Temi etico-sociali      
Povertà, dunque, ma non può essere certo l’unico pilastro di un intero papato. La vera attesa del mondo è nell’atteggiamento che avrà la Chiesa dinanzi i grandi temi etico-sociali che la modernità pone.

In merito a come comportarsi dinanzi le unioni gay, Francesco I ha già le idee chiare: nessun matrimonio verrà concesso. Quantomeno è stata questa la posizione che l’ha reso un caposaldo della cattolicità nell’intera Regione sudamericana. Ma restano sul piatto problematiche notevoli come il “fine vita” e la contraccezione. Forse anche lì non dovremmo attenderci chissà quali cambiamenti epocali.

Tematiche interne alla Chiesa cattolica        
Probabilmente la chiave di lettura dell’elezione di Bergoglio è da porre in strettissima relazione alle difficoltà interne della Chiesa odierna. Francesco I è stato eletto per risolvere i troppi diverbi ecclesiali nella gestione della finanza cattolica. Era stata quella la ragione fondante delle dimissioni di Ratzinger ed è ancora questo il tema caldo che tiene banco.

Non dovremmo attenderci una futura “Chiesa povera” ma almeno più trasparente, quantomeno agli occhi del mondo. “Trasparenza” significa maggiore controllo interno dei sistemi che rendono la Chiesa stessa un “porto sicuro e segreto” per chi vi deposita il proprio denaro; significa doversi scrollare di dosso l’immaginario di una Istituzione considerata troppo affarista; e significa soprattutto investire danaro vaticano in quelle zone del mondo dove la cristianità rischia di sparire massacrata da governi poco attenti alle esigenze religiose di una fetta importante del popolo; così come puntare su altre zone del mondo dove invece il fermento cattolico è forte e va aiutato a svilupparsi.

In quest’ottica dovremmo forse attenderci, in dose molto minore, una sorta di sforzo “woijtiliano” così come accaduto ai tempi della lotta contro il dominio Urss: finanziamenti utili ad abbattere il muro che imprigiona Paesi che sono un potenziale importante per ridare slancio alla Chiesa e alla sua immagine nel mondo.

E tutto ciò è figlio di un fallimento, quello della nostra cristianità appesantita da troppo benessere.

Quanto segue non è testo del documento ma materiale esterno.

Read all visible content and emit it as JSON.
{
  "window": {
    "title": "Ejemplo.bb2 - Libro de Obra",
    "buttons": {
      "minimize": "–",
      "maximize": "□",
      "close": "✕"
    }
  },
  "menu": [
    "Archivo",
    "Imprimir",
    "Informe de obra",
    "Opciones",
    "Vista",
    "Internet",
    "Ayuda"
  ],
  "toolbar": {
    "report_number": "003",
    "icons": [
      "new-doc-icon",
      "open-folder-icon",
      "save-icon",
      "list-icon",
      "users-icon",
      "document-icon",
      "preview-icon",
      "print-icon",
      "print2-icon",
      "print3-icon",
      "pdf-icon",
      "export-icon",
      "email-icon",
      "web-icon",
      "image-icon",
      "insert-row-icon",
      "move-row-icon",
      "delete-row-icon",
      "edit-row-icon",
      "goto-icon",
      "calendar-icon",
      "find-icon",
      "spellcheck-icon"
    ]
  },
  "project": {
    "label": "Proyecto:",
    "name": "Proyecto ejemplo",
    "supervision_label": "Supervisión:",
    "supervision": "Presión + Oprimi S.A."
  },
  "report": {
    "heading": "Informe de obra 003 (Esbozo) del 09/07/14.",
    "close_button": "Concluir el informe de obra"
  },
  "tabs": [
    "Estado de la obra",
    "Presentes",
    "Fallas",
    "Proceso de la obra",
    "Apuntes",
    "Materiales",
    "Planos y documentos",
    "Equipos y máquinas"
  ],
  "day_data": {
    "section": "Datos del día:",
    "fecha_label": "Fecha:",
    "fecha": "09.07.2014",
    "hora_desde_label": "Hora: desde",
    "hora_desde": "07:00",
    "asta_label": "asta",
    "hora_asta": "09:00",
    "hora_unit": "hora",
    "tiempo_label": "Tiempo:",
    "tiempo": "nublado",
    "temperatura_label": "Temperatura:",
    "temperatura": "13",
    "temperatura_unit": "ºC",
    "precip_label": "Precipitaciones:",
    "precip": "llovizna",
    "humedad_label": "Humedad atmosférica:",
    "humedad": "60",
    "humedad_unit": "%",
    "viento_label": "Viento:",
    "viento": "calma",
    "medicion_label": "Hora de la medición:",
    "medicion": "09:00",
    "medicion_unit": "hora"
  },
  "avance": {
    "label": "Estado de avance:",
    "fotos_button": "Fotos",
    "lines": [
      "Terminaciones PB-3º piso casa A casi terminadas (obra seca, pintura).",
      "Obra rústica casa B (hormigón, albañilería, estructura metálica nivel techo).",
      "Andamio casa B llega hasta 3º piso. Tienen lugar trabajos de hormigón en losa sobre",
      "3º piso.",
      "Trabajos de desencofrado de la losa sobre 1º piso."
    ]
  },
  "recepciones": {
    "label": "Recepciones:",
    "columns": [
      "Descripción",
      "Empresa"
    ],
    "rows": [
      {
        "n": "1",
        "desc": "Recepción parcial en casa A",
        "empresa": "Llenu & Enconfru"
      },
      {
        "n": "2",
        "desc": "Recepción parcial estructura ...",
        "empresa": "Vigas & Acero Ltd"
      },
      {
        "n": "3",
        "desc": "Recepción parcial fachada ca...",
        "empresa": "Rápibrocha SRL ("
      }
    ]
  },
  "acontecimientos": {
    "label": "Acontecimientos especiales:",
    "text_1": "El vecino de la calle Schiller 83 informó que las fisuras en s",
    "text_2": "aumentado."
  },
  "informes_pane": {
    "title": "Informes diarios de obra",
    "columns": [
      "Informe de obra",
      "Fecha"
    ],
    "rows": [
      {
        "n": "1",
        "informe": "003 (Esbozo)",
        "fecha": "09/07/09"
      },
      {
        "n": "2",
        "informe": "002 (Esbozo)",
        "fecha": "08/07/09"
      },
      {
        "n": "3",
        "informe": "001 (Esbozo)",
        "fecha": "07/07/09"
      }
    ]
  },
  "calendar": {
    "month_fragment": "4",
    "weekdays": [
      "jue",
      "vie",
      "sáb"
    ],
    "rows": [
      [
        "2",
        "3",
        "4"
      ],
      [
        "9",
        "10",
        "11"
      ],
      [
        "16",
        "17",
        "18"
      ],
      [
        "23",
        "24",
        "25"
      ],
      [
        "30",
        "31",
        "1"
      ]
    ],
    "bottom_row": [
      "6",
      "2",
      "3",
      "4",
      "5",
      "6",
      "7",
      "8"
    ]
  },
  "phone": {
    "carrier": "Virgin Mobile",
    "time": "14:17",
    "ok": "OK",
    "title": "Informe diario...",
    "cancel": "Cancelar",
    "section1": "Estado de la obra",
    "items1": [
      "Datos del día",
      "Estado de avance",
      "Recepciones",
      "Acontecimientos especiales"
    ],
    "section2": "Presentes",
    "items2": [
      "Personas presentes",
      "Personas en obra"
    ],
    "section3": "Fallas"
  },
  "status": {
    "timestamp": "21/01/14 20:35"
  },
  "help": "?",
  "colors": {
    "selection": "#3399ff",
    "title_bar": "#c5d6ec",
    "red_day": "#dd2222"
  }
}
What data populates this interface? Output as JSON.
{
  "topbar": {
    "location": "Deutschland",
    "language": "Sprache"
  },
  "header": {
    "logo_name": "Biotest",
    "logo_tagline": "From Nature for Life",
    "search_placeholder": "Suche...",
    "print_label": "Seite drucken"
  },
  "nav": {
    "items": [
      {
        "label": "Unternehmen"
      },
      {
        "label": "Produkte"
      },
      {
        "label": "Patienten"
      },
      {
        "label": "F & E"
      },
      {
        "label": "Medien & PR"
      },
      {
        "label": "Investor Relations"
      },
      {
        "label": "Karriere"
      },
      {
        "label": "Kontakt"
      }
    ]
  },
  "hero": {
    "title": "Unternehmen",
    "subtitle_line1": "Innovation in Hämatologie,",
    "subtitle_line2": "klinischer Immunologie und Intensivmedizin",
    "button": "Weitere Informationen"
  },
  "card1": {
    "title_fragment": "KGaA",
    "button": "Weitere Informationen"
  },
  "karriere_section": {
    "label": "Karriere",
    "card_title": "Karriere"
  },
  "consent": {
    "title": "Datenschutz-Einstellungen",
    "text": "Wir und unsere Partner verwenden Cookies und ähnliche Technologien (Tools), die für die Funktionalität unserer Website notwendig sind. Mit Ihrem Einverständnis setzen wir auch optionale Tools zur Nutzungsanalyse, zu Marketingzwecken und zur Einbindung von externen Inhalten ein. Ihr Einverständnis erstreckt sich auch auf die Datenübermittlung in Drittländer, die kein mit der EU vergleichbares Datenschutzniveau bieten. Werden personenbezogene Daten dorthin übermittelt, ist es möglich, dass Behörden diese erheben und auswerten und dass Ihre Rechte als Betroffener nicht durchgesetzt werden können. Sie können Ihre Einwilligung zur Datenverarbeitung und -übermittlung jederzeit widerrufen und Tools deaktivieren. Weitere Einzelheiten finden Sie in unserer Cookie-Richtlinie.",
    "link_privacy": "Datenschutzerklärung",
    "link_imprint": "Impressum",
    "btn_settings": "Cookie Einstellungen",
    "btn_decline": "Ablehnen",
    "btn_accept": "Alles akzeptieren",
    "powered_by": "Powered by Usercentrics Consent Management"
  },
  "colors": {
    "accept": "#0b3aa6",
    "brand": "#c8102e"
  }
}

Ora la storia guarda altrove. Un nuovo cambio di passo, dunque: ecco cosa attendere da questo Papa che ha già 76 anni e dovrà quindi ben concentrare le proprie energie per gli scopi prefissati.

Concludiamo quindi con un augurio a Francesco I, quello di rendere davvero la Chiesa un esempio di sacrificio e di lungimiranza nel segno dell’umiltà e della povertà, chiudendo un’epoca per aprire nuove e significative pagine di storia.